Users of ARC/INFO or ArcView can display the image data directly. However, if a user needs access to the actual pixel values for analysis in ARC/INFO the image must be converted to an ARC/INFO grid with the command IMAGEGRID. IMAGEGRID does not support conversion of signed image data, therefore the negative 16-bit image values will not be interpreted correctly. After running IMAGEGRID, an easy fix can be accomplished using the following formula in GRID:

out_grid = con(in_grid >= 32768, in_grid - 65536, in_grid)

The converted grid will then have the negative values properly represented, and the statistics of the grid should match those listed in the .stx file. If desired, the -9999 ocean mask values in the grid could then be set to NODATA with the SETNULL function.

7.0. Summary

The HYDRO1k data set provides many of the derivative products useful in earth science applications. The hydrologically correct DEM and ancillary data layers are useful in studies of earth systems including watershed analysis, landform studies and global change scenarios. Development of a standard set of data layers minimizes duplication of effort and will provide consistent global coverage.

8.0 References

Danielson, J.J., 1996. Delineation of drainage basins from 1 km African digital elevation data. In: Pecora Thirteen, Human Interactions with the Environment - Perspectives from Space, Sioux Falls, South Dakota, August 20-22, 1996.

Danko, D.M., 1992. The digital chart of the world. GeoInfo Systems, 2:29-36.

Defense Mapping Agency, 1992, Development of the Digital Chart of the World: Washington, D.C., U.S. Government Printing Office

ESRI, 1992, "Cell based modeling with GRID", ESRI, Inc., Redlands, California.

Moore, I.D., R.B. Grayson and A.R. Ladson, 1991, Digital Terrain Modelling: A Review of Hydrological, Geomorphological and Biological Applications. In: Hydrological Processes An International Journal, January - March, 1991, pp. 3 - 30.

Steinwand, D.R., Hutchinson, J.A., and Snyder, J.P. ,1995, Map projections for global and continental data sets and an analysis of pixel distortion caused by reprojection: Photogrammetric Engineering and Remote Sensing, v. 61, p. 1,487-1,497.

Verdin, K.L., and Greenlee, S.K., 1996. Development of continental scale digital elevation models and extraction of hydrographic features. In: Proceedings, Third International Conference/Workshop on Integrating GIS and Environmental Modeling, Santa Fe, New Mexico, January 21-26, 1996. National Center for Geographic Information and Analysis, Santa Barbara, California.

Verdin, K.L., A System for Topologically Coding Global Drainage Basins and Stream Networks. In: Proceedings, 17th Annual ESRI Users Conference, San Diego, California, July 1997.

9.0 Disclaimers

Any use of trade, product, or firm names is for descriptive purposes only and does not imply endorsement by the U.S. Government.
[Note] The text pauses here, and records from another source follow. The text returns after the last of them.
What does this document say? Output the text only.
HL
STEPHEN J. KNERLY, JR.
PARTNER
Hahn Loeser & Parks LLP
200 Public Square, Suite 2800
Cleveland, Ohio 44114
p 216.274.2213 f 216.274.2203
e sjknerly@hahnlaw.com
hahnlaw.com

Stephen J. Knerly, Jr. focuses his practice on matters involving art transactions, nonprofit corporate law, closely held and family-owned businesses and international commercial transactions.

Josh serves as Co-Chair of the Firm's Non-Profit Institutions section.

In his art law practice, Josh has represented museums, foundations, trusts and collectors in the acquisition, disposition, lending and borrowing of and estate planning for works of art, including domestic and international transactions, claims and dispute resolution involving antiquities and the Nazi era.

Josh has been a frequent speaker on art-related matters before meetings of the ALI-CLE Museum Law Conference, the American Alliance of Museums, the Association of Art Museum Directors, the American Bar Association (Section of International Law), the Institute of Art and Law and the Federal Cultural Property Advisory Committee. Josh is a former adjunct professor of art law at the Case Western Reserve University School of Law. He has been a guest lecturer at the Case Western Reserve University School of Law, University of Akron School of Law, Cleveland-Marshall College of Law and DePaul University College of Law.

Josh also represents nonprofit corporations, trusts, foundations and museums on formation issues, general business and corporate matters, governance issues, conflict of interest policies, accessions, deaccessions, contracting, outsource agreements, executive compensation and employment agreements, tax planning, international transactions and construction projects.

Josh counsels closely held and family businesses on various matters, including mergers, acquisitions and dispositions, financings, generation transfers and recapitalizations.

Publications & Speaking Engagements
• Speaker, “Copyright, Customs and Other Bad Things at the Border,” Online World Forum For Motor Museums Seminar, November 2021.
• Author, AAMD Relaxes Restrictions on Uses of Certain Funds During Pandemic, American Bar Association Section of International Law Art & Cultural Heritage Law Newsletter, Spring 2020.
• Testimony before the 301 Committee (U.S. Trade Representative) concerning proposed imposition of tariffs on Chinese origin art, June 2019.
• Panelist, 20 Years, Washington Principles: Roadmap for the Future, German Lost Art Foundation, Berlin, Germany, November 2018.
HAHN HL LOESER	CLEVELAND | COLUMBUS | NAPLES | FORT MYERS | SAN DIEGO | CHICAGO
Please note that some U.S. Geological Survey (USGS) information contained in this data set and documentation may be preliminary in nature and presented prior to final review and approval by the Director of the USGS. This information is provided with the understanding that it is not guaranteed to be correct or complete and conclusions drawn from such information are the sole responsibility of the user.